Diawali kirab (pelepasan) dari rumah sepuh pemangku adat desa. Enam orang anak rambut gembel berusia empat sampai tujuh tahun yang akan menjalani prosesi, diarak dengan barisan pawai keliling desa menuju ke lokasi ritual, di muka Candi Arjuna.
Menurut masyarakat setempat, setiap anak yang diruwat harus dipenuhi permintaannya. Sebab itu, ruwat harus dilaksanakan ketika anak-anak itu mengajukan suatu permintaan langsung kepada orang tuanya. "Tanpa ada permintaan dari si anak gembelnya, maka sekali pun sudah dicukur, rambut gembel akan tumbuh kembali. Orang tua juga wajib memenuhi keinginan anak atau rambut terus tumbuh walau sudah dicukur," terang Teguh, seorang warga Dieng Kulon, di sela menonton upacara.
Rambut gembel juga tumbuh secara alami, hanya pada anak-anak. Meski tidak terbukti secara medis, tetapi biasanya rambut ini muncul disertai demam tinggi, mengigau dalam tidur. Gejala ini baru berhenti dengan sendirinya tatkala rambut sang anak kusut dan menyatu. "Disebut gembel karena jenis rambut ini jadi menyerupai rambut gelandangan yang tidak dicuci," tambah Teguh.
Ritual ruwatan rambut gembel adalah peninggalan leluhur yang hingga sekarang masih menjadi tradisi turun-temurun di Dataran Tinggi Dieng. Berdasarkan mitos, gembel dianggap sebagai bala (petaka) sehingga anak yang telah dipangkas rambut gembelnya dipercayai akan tumbuh menjadi anak baik yang panjang umur dan banyak rezeki. Sebaliknya, bila tidak dicukur, ia akan menjadi anak nakal.

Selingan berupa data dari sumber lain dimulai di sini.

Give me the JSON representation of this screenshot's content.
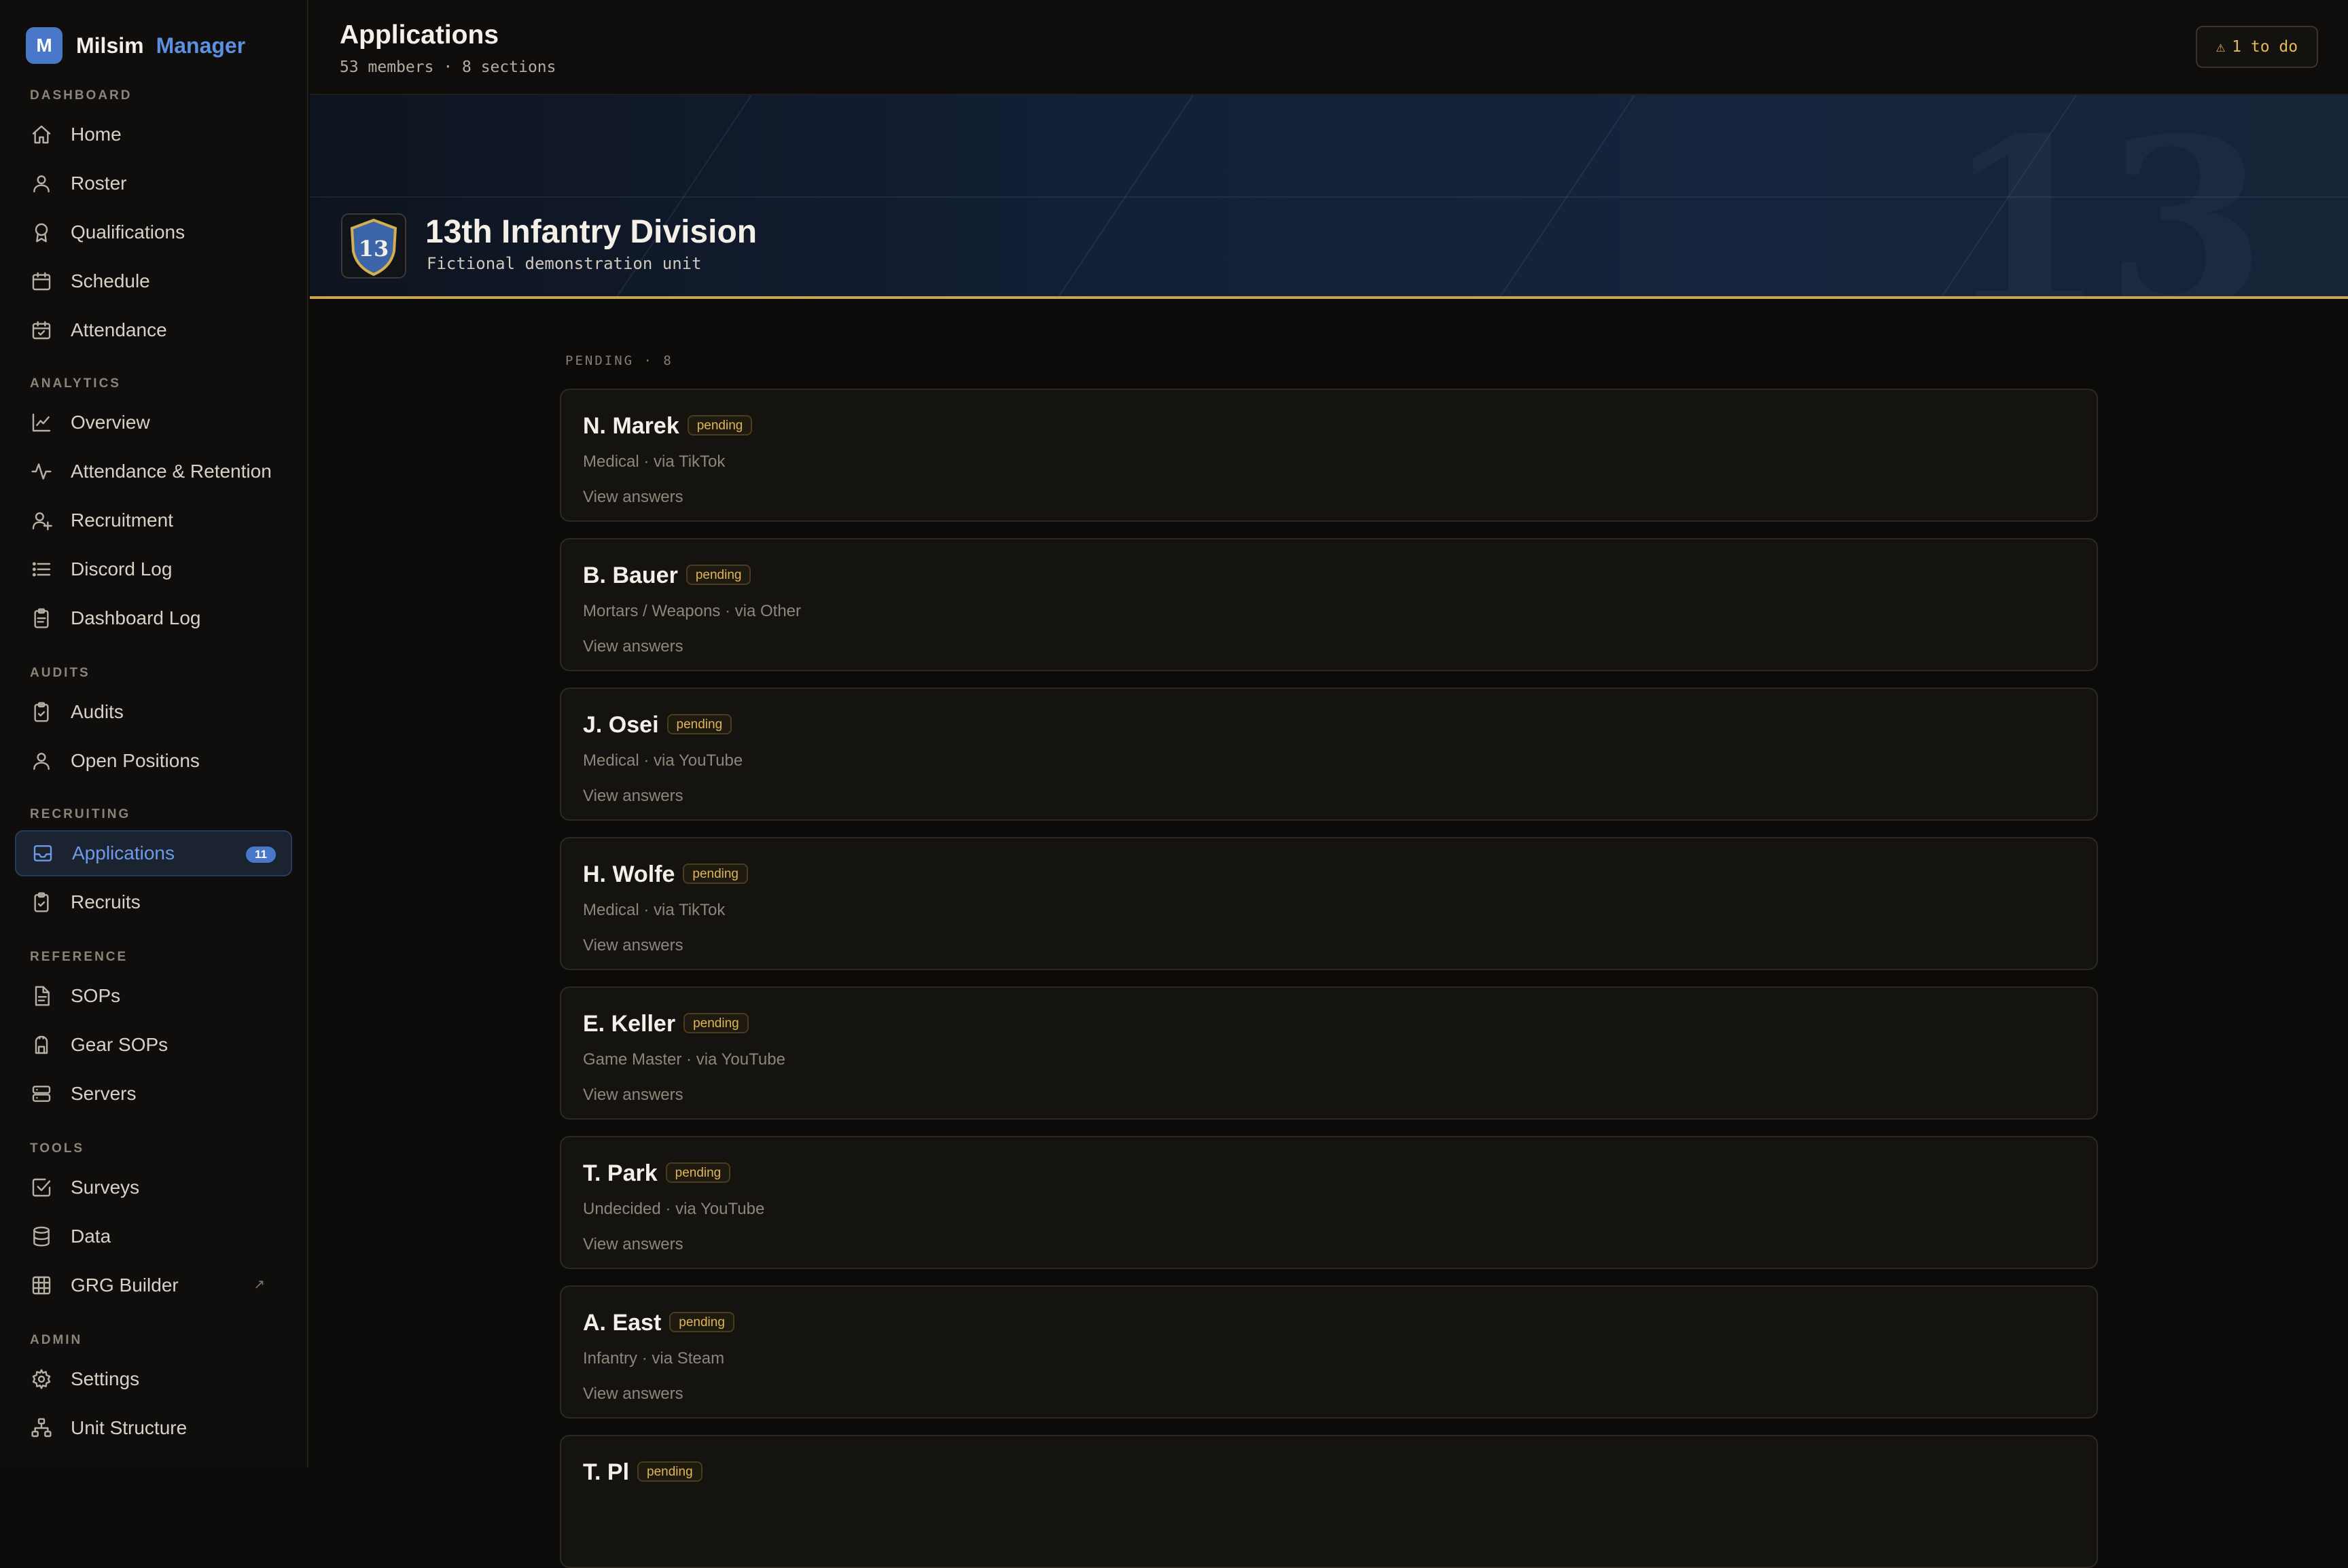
{
  "brand": {
    "logo_letter": "M",
    "name": "Milsim",
    "accent": "Manager"
  },
  "sidebar": {
    "sections": [
      {
        "heading": "DASHBOARD",
        "items": [
          {
            "label": "Home",
            "icon": "home-icon"
          },
          {
            "label": "Roster",
            "icon": "user-icon"
          },
          {
            "label": "Qualifications",
            "icon": "award-icon"
          },
          {
            "label": "Schedule",
            "icon": "calendar-icon"
          },
          {
            "label": "Attendance",
            "icon": "calendar-check-icon"
          }
        ]
      },
      {
        "heading": "ANALYTICS",
        "items": [
          {
            "label": "Overview",
            "icon": "line-chart-icon"
          },
          {
            "label": "Attendance & Retention",
            "icon": "activity-icon"
          },
          {
            "label": "Recruitment",
            "icon": "user-plus-icon"
          },
          {
            "label": "Discord Log",
            "icon": "list-icon"
          },
          {
            "label": "Dashboard Log",
            "icon": "clipboard-icon"
          }
        ]
      },
      {
        "heading": "AUDITS",
        "items": [
          {
            "label": "Audits",
            "icon": "clipboard-check-icon"
          },
          {
            "label": "Open Positions",
            "icon": "user-icon"
          }
        ]
      },
      {
        "heading": "RECRUITING",
        "items": [
          {
            "label": "Applications",
            "icon": "inbox-icon",
            "badge": "11",
            "active": true
          },
          {
            "label": "Recruits",
            "icon": "clipboard-check-icon"
          }
        ]
      },
      {
        "heading": "REFERENCE",
        "items": [
          {
            "label": "SOPs",
            "icon": "file-icon"
          },
          {
            "label": "Gear SOPs",
            "icon": "backpack-icon"
          },
          {
            "label": "Servers",
            "icon": "server-icon"
          }
        ]
      },
      {
        "heading": "TOOLS",
        "items": [
          {
            "label": "Surveys",
            "icon": "check-square-icon"
          },
          {
            "label": "Data",
            "icon": "database-icon"
          },
          {
            "label": "GRG Builder",
            "icon": "grid-icon",
            "external": "↗"
          }
        ]
      },
      {
        "heading": "ADMIN",
        "items": [
          {
            "label": "Settings",
            "icon": "gear-icon"
          },
          {
            "label": "Unit Structure",
            "icon": "org-chart-icon"
          }
        ]
      }
    ]
  },
  "header": {
    "title": "Applications",
    "subtitle": "53 members · 8 sections",
    "todo_icon": "warning-icon",
    "todo_label": "1 to do"
  },
  "banner": {
    "unit_name": "13th Infantry Division",
    "unit_desc": "Fictional demonstration unit",
    "emblem_number": "13",
    "watermark": "13"
  },
  "pending": {
    "label": "PENDING · 8",
    "applications": [
      {
        "name": "N. Marek",
        "status": "pending",
        "meta": "Medical · via TikTok",
        "link": "View answers"
      },
      {
        "name": "B. Bauer",
        "status": "pending",
        "meta": "Mortars / Weapons · via Other",
        "link": "View answers"
      },
      {
        "name": "J. Osei",
        "status": "pending",
        "meta": "Medical · via YouTube",
        "link": "View answers"
      },
      {
        "name": "H. Wolfe",
        "status": "pending",
        "meta": "Medical · via TikTok",
        "link": "View answers"
      },
      {
        "name": "E. Keller",
        "status": "pending",
        "meta": "Game Master · via YouTube",
        "link": "View answers"
      },
      {
        "name": "T. Park",
        "status": "pending",
        "meta": "Undecided · via YouTube",
        "link": "View answers"
      },
      {
        "name": "A. East",
        "status": "pending",
        "meta": "Infantry · via Steam",
        "link": "View answers"
      },
      {
        "name": "T. Pl",
        "status": "pending",
        "meta": "",
        "link": ""
      }
    ]
  },
  "colors": {
    "accent": "#5d8fe0",
    "gold": "#c9a54f",
    "pending": "#e0b557",
    "background": "#0c0b09"
  }
}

Prosesi potong rambut gembel dilakukan oleh tetua adat dibantu dengan tokoh masyarakat setempat, yakni para pejabat kota Banjarnegara, dan didampingi oleh orang tua masing-masing.
Kemudian, setelah pencukuran selesai, rambut dijadikan satu dengan jajanan pasar, kembang telon (bunga tiga warna), lalu dilarung ke Sungai Serayu, yang akan mengalir ke Laut Selatan. Acara diakhiri dengan pembagian hasil bumi oleh masyarakat sekitar.